Running an Experiment

In Spiking-FullSubNet, we adopt a recipes/<dataset>/<model> directory structure. For example, let us entry to the directory recipes/intel_ndns/. The corresponding dataset is the Intel Neuromorphic DNS Challenge dataset. Please refer to Intel Neuromorphic DNS Challenge Datasets for preparing the dataset.

To run an experiment of a model, we first go to a model directory. For example, we can entry to the directory recipes/intel_ndns/spiking_fullsubnet/ to run an experiment of the spiking_fullsubnet model.

cd recipes/intel_ndns/spiking_fullsubnet/

In this <model> directory, we have an entry file run.py, dataloaders, and some model directories. We use HugoingFace Accelerate to start an experiment. Don’t worry if you are not familiar with Accelerate. It will help you to run an parallel experiment easily. Please refer to HuggingFace Accelerate for more details.

First, we need to configuration the GPU usage. Accelerate provides a CLI tool that unifies all launchers, so you only have to remember one command. To use it, run a quick configuration setup first on your machine and answer the questions:

accelerate config

Then, we can use the following command to train the spiking_fullsubnet model using configurations in baseline_m.toml:

accelerate launch run.py -C baseline_m.toml -M train

Note

Alternatively, if you don’t want to use the CLI config tool, you may use explicit arguments to specify the GPU usage.
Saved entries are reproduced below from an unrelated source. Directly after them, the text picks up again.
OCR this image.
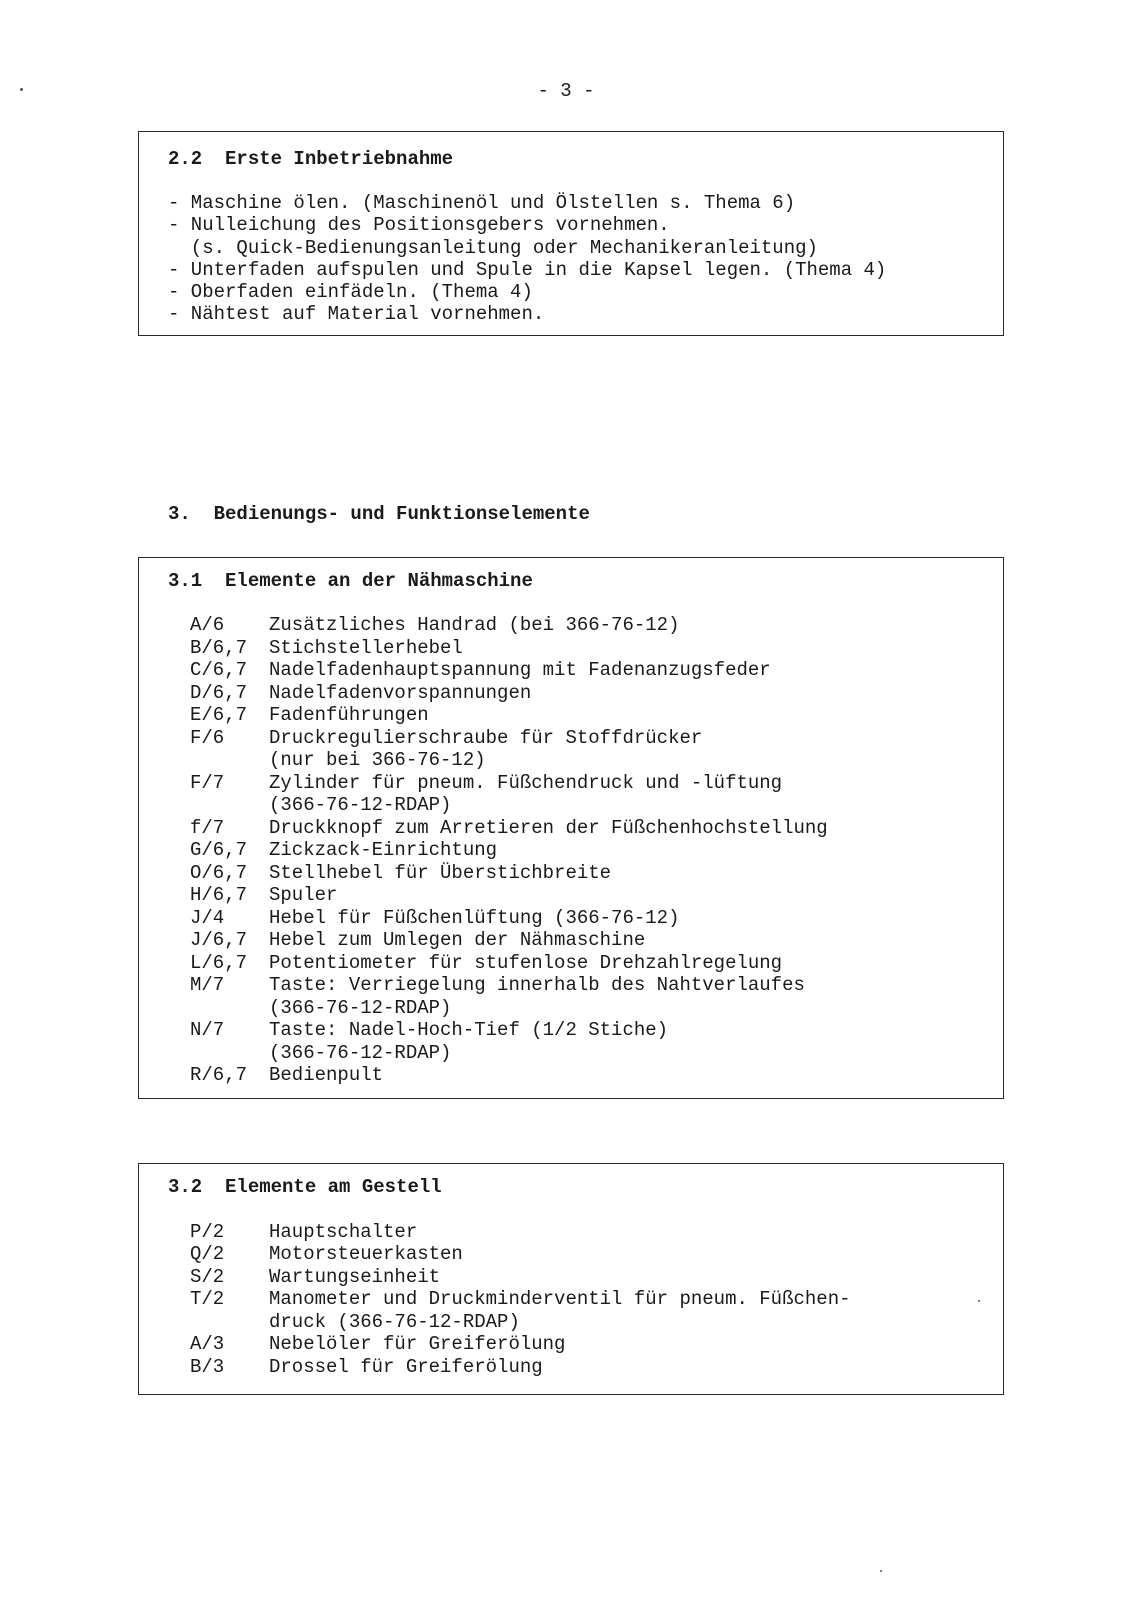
- 3 -
2.2  Erste Inbetriebnahme
- Maschine ölen. (Maschinenöl und Ölstellen s. Thema 6)
- Nulleichung des Positionsgebers vornehmen.
(s. Quick-Bedienungsanleitung oder Mechanikeranleitung)
- Unterfaden aufspulen und Spule in die Kapsel legen. (Thema 4)
- Oberfaden einfädeln. (Thema 4)
- Nähtest auf Material vornehmen.
3.  Bedienungs- und Funktionselemente
3.1  Elemente an der Nähmaschine
A/6 Zusätzliches Handrad (bei 366-76-12)
B/6,7 Stichstellerhebel
C/6,7 Nadelfadenhauptspannung mit Fadenanzugsfeder
D/6,7 Nadelfadenvorspannungen
E/6,7 Fadenführungen
F/6 Druckregulierschraube für Stoffdrücker
(nur bei 366-76-12)
F/7 Zylinder für pneum. Füßchendruck und -lüftung
(366-76-12-RDAP)
f/7 Druckknopf zum Arretieren der Füßchenhochstellung
G/6,7 Zickzack-Einrichtung
O/6,7 Stellhebel für Überstichbreite
H/6,7 Spuler
J/4 Hebel für Füßchenlüftung (366-76-12)
J/6,7 Hebel zum Umlegen der Nähmaschine
L/6,7 Potentiometer für stufenlose Drehzahlregelung
M/7 Taste: Verriegelung innerhalb des Nahtverlaufes
(366-76-12-RDAP)
N/7 Taste: Nadel-Hoch-Tief (1/2 Stiche)
(366-76-12-RDAP)
R/6,7 Bedienpult
3.2  Elemente am Gestell
P/2 Hauptschalter
Q/2 Motorsteuerkasten
S/2 Wartungseinheit
T/2 Manometer und Druckminderventil für pneum. Füßchen-
druck (366-76-12-RDAP)
A/3 Nebelöler für Greiferölung
B/3 Drossel für Greiferölung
For example: accelerate launch --multi_gpu --num_processes=4 --gpu_ids 4,5,6,7 --main_process_port 46524 run.py -C baseline_m.toml for 4 GPUs.

You’ve initiated an experiment. Please note that the following sections, as well as additional pages, may not be optimally structured at the moment, resembling more closely the format of API documentation. This might require some technical proficiency to navigate effectively. Don’t worry, we will provide more examples later.

Entry file run.py

If you are interested in inference and resume training, you may want to know how to use the entry file run.py. In this section, we will introduce the usage of run.py.
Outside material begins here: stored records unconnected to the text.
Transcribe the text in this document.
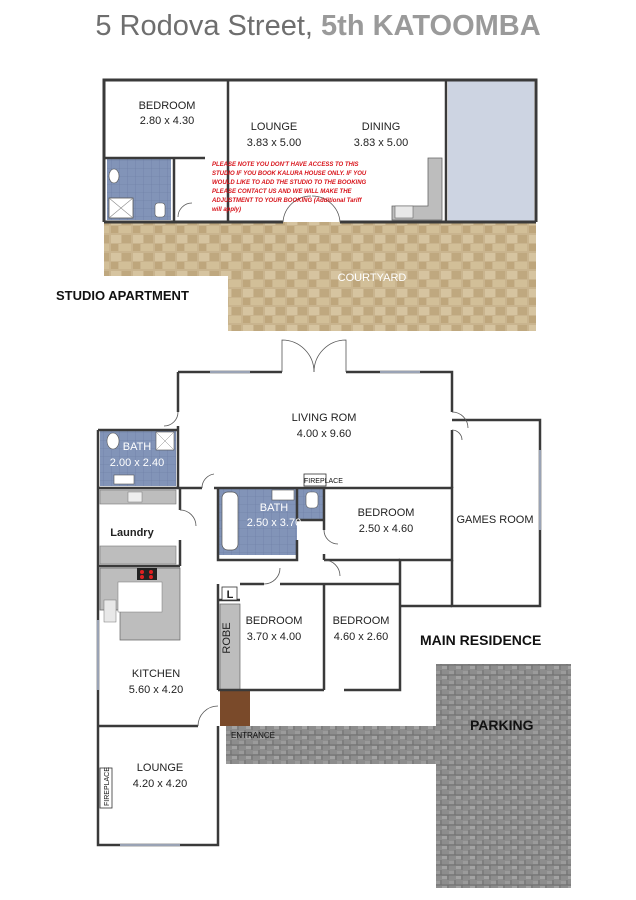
5 Rodova Street, 5th KATOOMBA
BEDROOM
2.80 x 4.30	LOUNGE
3.83 x 5.00
DINING
3.83 x 5.00
PLEASE NOTE YOU DON'T HAVE ACCESS TO THIS
STUDIO IF YOU BOOK KALURA HOUSE ONLY. IF YOU
WOULD LIKE TO ADD THE STUDIO TO THE BOOKING
PLEASE CONTACT US AND WE WILL MAKE THE
ADJUSTMENT TO YOUR BOOKING (Additional Tariff
will apply)
COURTYARD
STUDIO APARTMENT
LIVING ROM
4.00 x 9.60
BATH
2.00 x 2.40
BATH
2.50 x 3.70
FIREPLACE
BEDROOM
2.50 x 4.60
GAMES ROOM
Laundry
L
ROBE
BEDROOM
3.70 x 4.00
BEDROOM
4.60 x 2.60
KITCHEN
5.60 x 4.20
LOUNGE
4.20 x 4.20
FIREPLACE
ENTRANCE
MAIN RESIDENCE
PARKING
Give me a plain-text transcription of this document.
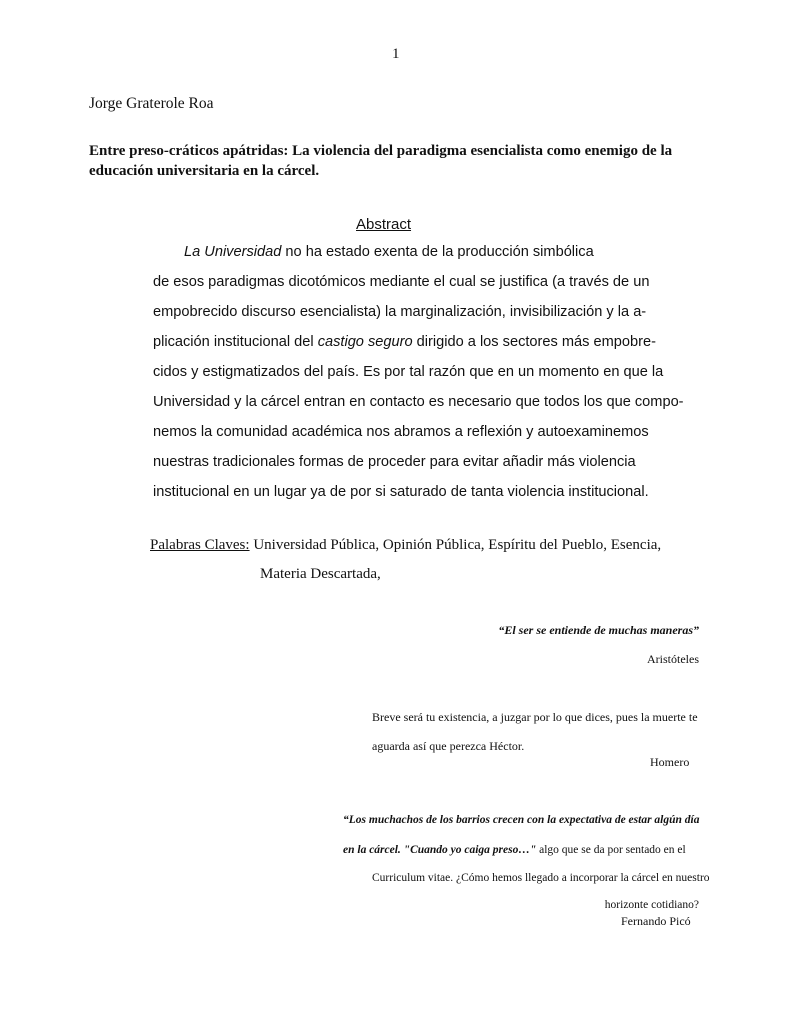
1
Jorge Graterole Roa
Entre preso-cráticos apátridas: La violencia del paradigma esencialista como enemigo de la
educación universitaria en la cárcel.
Abstract
La Universidad no ha estado exenta de la producción simbólica
de esos paradigmas dicotómicos mediante el cual se justifica (a través de un
empobrecido discurso esencialista) la marginalización, invisibilización y la a-
plicación institucional del castigo seguro dirigido a los sectores más empobre-
cidos y estigmatizados del país. Es por tal razón que en un momento en que la
Universidad y la cárcel entran en contacto es necesario que todos los que compo-
nemos la comunidad académica nos abramos a reflexión y autoexaminemos
nuestras tradicionales formas de proceder para evitar añadir más violencia
institucional en un lugar ya de por si saturado de tanta violencia institucional.
Palabras Claves: Universidad Pública, Opinión Pública, Espíritu del Pueblo, Esencia,
Materia Descartada,
“El ser se entiende de muchas maneras”
Aristóteles
Breve será tu existencia, a juzgar por lo que dices, pues la muerte te
aguarda así que perezca Héctor.
Homero
“Los muchachos de los barrios crecen con la expectativa de estar algún día
en la cárcel. "Cuando yo caiga preso…" algo que se da por sentado en el
Curriculum vitae. ¿Cómo hemos llegado a incorporar la cárcel en nuestro
horizonte cotidiano?
Fernando Picó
In each <model> directory, we have an entry file run.py, dataloaders, and some model directories. We use HuggingFace Accelerate to start an experiment. Please refer to HuggingFace Accelerate for more details.
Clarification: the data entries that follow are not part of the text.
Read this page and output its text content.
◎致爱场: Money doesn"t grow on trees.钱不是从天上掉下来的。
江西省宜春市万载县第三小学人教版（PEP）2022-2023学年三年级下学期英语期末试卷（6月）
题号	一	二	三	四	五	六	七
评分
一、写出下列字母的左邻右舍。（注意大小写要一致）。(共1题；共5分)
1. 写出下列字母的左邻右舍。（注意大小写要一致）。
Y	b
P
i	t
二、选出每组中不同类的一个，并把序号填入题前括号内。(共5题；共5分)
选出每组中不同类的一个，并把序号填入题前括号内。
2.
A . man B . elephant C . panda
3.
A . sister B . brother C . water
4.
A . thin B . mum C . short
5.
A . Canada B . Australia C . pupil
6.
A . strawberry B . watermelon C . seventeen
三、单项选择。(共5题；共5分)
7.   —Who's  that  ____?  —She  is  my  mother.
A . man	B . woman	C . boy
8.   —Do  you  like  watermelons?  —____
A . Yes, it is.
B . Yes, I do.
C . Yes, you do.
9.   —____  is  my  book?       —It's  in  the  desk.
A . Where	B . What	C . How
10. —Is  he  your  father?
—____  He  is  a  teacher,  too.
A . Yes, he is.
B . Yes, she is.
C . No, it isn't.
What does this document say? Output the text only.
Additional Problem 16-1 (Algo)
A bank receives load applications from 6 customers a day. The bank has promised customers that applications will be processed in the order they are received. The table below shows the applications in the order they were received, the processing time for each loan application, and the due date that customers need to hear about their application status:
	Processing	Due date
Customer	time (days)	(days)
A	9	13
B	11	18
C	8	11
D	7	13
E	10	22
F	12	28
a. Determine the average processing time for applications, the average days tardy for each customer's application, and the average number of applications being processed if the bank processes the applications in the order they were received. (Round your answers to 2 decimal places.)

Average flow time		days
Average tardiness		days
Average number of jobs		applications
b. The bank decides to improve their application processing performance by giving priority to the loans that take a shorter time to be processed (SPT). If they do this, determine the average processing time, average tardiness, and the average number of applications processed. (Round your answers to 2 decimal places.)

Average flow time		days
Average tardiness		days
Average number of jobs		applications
run.py supports the following parameters:

Parameter

Description

Default

-C / --configuration

The configuration file (*.toml) for the experiment.

None

-M / --mode

The mode of the experiment. It can be train, validate, test, predict, or finetune or a combination of them.

train

-R / --resume

Resume the experiment from the latest checkpoint.

False

--ckpt_path

The checkpoint path for test. It can be best, latest, or a path to a checkpoint file.

latest

See more details in recipes/intel_ndns/spiking_fullsubnet/run.py.

After a suspended experiment, we can resume training (using -R or --resume) from the last checkpoint:

accelerate launch run.py
    -C baseline_m_cumulative_laplace_norm.toml
    --M train
    -R

Using “best” epoch to test the model performance on the test dataset:

accelerate launch run.py
    -C baseline_m_cumulative_laplace_norm.toml
    --M test
    --ckpt_path best